In the Sleeve Gastrectomy procedure, also called the Vertical Sleeve Gastrectomy (VSG), 70-80% of the stomach is surgically removed, resulting in a sleeve or banana-shaped tube. The procedure is normally performed laparoscopically using small instruments inserted into tiny incisions in the upper abdomen. By limiting the size of the stomach, the amount of food you can eat is restricted. The procedure also prompts hormonal changes that help relieve conditions associated with obesity.
The Vertical Sleeve Gastrectomy is relatively new as a standalone weight loss surgical procedure. It is the first part of the Biliary Pancreatic Diversion with Duodenal Switch (BPDDS, DS) operation for the super obese patient (BMI > 50). There are instances where the VSG may be the best option when:
- The patient desires a restrictive operation without a foreign body.

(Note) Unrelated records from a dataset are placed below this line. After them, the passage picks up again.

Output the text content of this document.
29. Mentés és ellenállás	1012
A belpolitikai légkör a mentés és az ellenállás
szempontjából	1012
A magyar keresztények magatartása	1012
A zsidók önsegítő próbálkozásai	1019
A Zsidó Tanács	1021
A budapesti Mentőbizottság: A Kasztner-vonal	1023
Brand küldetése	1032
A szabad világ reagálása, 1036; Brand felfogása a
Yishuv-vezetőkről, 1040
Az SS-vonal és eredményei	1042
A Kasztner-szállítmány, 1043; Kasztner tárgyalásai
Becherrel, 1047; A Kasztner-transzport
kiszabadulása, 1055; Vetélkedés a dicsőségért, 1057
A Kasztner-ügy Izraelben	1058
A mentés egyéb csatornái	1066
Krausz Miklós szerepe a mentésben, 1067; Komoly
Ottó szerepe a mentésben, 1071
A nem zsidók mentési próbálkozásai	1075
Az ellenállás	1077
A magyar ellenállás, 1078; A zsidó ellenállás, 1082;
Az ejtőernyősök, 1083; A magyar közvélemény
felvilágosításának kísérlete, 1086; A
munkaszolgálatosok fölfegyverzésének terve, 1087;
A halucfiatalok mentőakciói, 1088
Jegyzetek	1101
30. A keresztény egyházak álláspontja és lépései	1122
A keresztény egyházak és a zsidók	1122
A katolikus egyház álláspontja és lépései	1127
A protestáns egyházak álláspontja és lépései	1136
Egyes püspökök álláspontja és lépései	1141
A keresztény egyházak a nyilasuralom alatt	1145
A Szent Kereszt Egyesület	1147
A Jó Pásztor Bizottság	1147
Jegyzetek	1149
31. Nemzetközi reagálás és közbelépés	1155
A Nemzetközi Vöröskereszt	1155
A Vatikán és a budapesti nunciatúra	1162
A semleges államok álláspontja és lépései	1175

- A stand-alone weight loss surgical procedure for a patient with a BMI < 50 who does not want their intestine bypassed is desired.
- A staged operation for patients with excessively high surgical risk and BMI is desired. Staging procedures may reduce the risk of complications for the patient.
- Metabolic Procedure
- Patients can expect to lose 50% of their excess body weight at one year, depending on their starting BMI.
- Good appetite control
- Low risk of weight regain (~25%)
- Long term studies lacking.
- Less effective for BMI greater than 50
- Can worsen GERD (Reflux)
Patients can expect to spend one to two nights in the hospital for a Sleeve Gastrectomy procedure. Pain and nausea are typically easily controlled with oral medication. Before discharge from the hospital, most patients are able to have their drain removed, and all patients will undergo a lower extremity venous doppler to evaluate for blood clots in their veins.
Activity is progressed slowly and patients may return to a sedentary job after about two weeks. Patients can expect an excess weight loss of about 50% of their excess weight with this procedure on average.